The earlier post may have been a bit confusing. I don’t want to waste any more time on this, but a photo may give you a better idea of what’s happening.

On the left is my truck. As a homeless veteran, I live in it. I come here because it’s too cold to be outside where I live/lived. I have the same privileges as the other thousand or so other people here, the only difference is that, for some reason, I had to pay $75 more than everybody else.
In the background, on the right, is where the BLM “volunteer” that pulled a power trip on me and get another $15 on top of the $75 for the cash only permit operation lives. This huge mobile home, so big it has to be towed by a semi truck, would cost $500-600 a month for space rent with utilities, that in the 105° heat, will be hundreds more. Parked here with two people and a dog, for free. What do you do to live on federal land, rent and tax free, utilities paid? First, you have friends at the local BLM office. Then, whenever you feel like it, once a week or so, you drive your taxpayer funded vehicle around to check permits that will not expire for three months, you’ve been checking for three months and many of these people have not moved in the three months you’ve been checking. “Volunteers” treat long term “visitors” like trespassers or home invaders. A number of these people are veterans and senior citizens whose only crime against humanity was to run out of money one way or another.
Over the years I’ve been coming here, I’ve met some of the local fishermen.

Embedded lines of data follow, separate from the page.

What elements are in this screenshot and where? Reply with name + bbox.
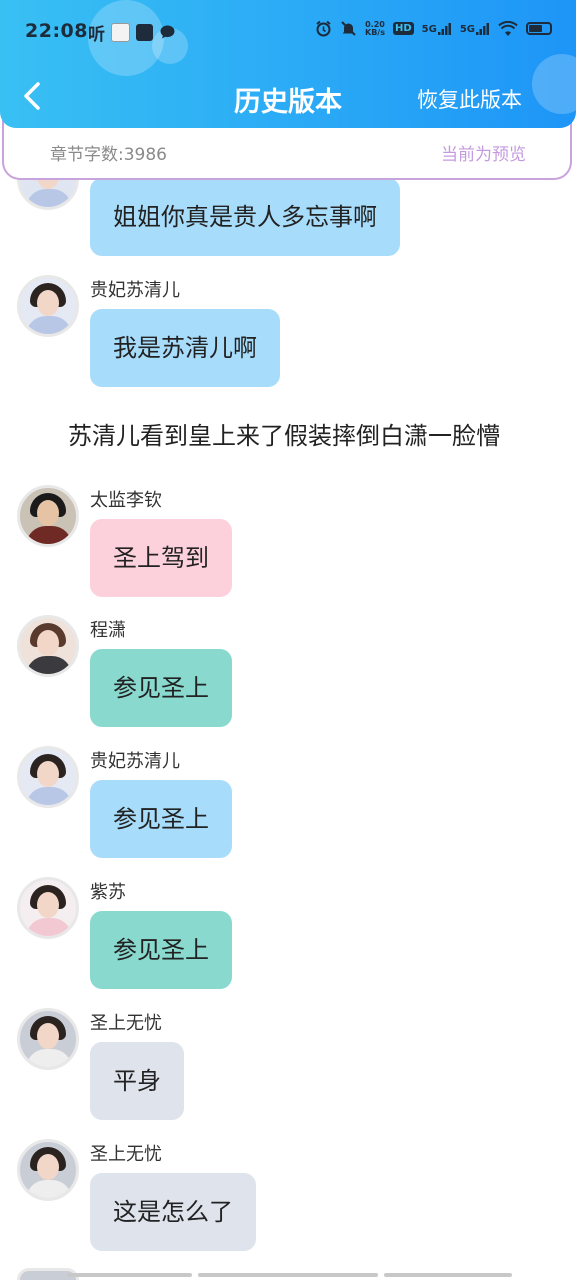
- mute-bell-icon: [341, 21, 356, 36]
- sender-name: 圣上无忧: [90, 1013, 162, 1034]
- scroll-indicator: [384, 1273, 512, 1277]
- status-bar: 22:08 听 0.20 KB/s HD 5G 5G: [0, 0, 576, 64]
- restore-version-button[interactable]: 恢复此版本: [417, 84, 522, 114]
- wifi-icon: [498, 20, 518, 36]
- avatar[interactable]: [17, 746, 79, 808]
- signal-5g-icon: 5G: [421, 22, 452, 35]
- avatar[interactable]: [17, 1008, 79, 1070]
- message-bubble[interactable]: 参见圣上: [90, 649, 232, 727]
- sender-name: 太监李钦: [90, 490, 162, 511]
- battery-icon: [526, 22, 552, 35]
- net-speed: 0.20 KB/s: [365, 20, 385, 37]
- avatar[interactable]: [17, 1139, 79, 1201]
- sender-name: 圣上无忧: [90, 1144, 162, 1165]
- word-count: 章节字数:3986: [50, 145, 167, 165]
- avatar[interactable]: [17, 485, 79, 547]
- message-bubble[interactable]: 参见圣上: [90, 911, 232, 989]
- tiktok-notification-icon: [136, 24, 153, 41]
- message-bubble[interactable]: 姐姐你真是贵人多忘事啊: [90, 178, 400, 256]
- narration-text: 苏清儿看到皇上来了假装摔倒白潇一脸懵: [68, 422, 500, 450]
- alarm-icon: [316, 20, 331, 37]
- message-bubble[interactable]: 圣上驾到: [90, 519, 232, 597]
- notification-icons: 听: [88, 20, 176, 45]
- avatar[interactable]: [17, 275, 79, 337]
- signal-5g-icon-2: 5G: [459, 22, 490, 35]
- system-icons: 0.20 KB/s HD 5G 5G: [315, 20, 552, 37]
- message-bubble[interactable]: 这是怎么了: [90, 1173, 256, 1251]
- message-bubble[interactable]: 参见圣上: [90, 780, 232, 858]
- chat-notification-icon: [160, 25, 175, 39]
- sender-name: 紫苏: [90, 882, 126, 903]
- clock: 22:08: [25, 20, 88, 42]
- sim1-label: 5G: [421, 23, 437, 35]
- hd-icon: HD: [392, 22, 414, 35]
- avatar[interactable]: [17, 877, 79, 939]
- scroll-indicator: [198, 1273, 378, 1277]
- header-bar: 22:08 听 0.20 KB/s HD 5G 5G 历史版本 恢复此版本: [0, 0, 576, 128]
- message-bubble[interactable]: 我是苏清儿啊: [90, 309, 280, 387]
- net-speed-unit: KB/s: [365, 27, 385, 37]
- sender-name: 贵妃苏清儿: [90, 751, 180, 772]
- preview-status: 当前为预览: [441, 145, 526, 165]
- message-bubble[interactable]: 平身: [90, 1042, 184, 1120]
- sender-name: 贵妃苏清儿: [90, 280, 180, 301]
- sender-name: 程潇: [90, 620, 126, 641]
- sim2-label: 5G: [459, 23, 475, 35]
- scroll-indicator: [67, 1273, 192, 1277]
- listen-app-icon: 听: [88, 25, 105, 45]
- avatar[interactable]: [17, 615, 79, 677]
- app-notification-icon: [111, 23, 130, 42]
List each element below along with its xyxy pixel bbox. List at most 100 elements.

They told me that they have been coming here for years and never bought a permit because only out of state vehicles are ticketed for not having a permit. This is about as ironic as it gets because this BLM facility, which of course, is federal land, is in the state of California. It is managed by the BLM office in Arizona and most of the users of this area over the course of the year, including day users, are from Arizona. You don’t have to look too hard to see a lot of people don’t pay to use the area. The long term campers, like me, don’t move and are easier targets. And have out of state plates. Since Arizona, that manages the place, is a far right kind of place, politics wise, and California is far left, I’ve been told this whole deal is a way of “sticking it to the libs”. I would hope that’s not true, but the more time you spend around here and the way America is going, it sounds more reasonable every day.
Just like in the Pacific Northwest, far right on one side, far left on the other, and lucky me always seems to wind up on the Berlin wall in the middle.
Another reason. American veterans are by far the most fucked over people in this country. Now I’ve become one, I see things much differently in regards to patriotism, nationalism and politics. I happened across an online article in the Arizona Republic/AZCentral.com, a media outlet in a far right wing state. They do an excellent job of telling one side of the story, whichever side their client base wants to see.
They had an article about how the state of Arizona is spending $250 million to ensure every homeless veteran has a place to live. Of course, this is total bullshit. The lack of support from the VA and the American government in general that put veterans on the street in the first place. I’m a homeless veteran in the Arizona desert surrounded by other homeless veterans and unfortunate Americans. I haven’t been able to see a VA doctor for an annual physical in over two years. Apparently I don’t even have a doctor any longer, just a Physician’s Assistant. Never met him/her. $250 million for homeless veterans? More like $249,999,999 for administration, overhead and expenses, $1 for homeless veterans. If you read this post and the previous post, you would know that the homeless veterans are paying the rent for government employees, not the other way around.
If you took the salaries and benefit packages from all the organizations claiming to “help” veterans, and gave it to the veterans themselves, there would be no homeless veterans. Like all Americans except government employees, they still would not be able to afford health care, but that’s a whole different story.
The reason for this long post about to what many would consider nothing, is that I’ve had a lot of time to think about it. It’s cold here in the desert, in the thirties last night. Pretty cold for a seventy year old guy to be sleeping outside. The injuries to my hips from the semi accident hurt every night to the point where I have to wake up several times a night. When it’s cold like this, it hurts even more. I wake up when it hurts to much to lay down, and usually go for a walk until the sun comes up. Gives a person plenty of time to think.
The sun is up, solar power for the laptop, time to move on to something more constructive.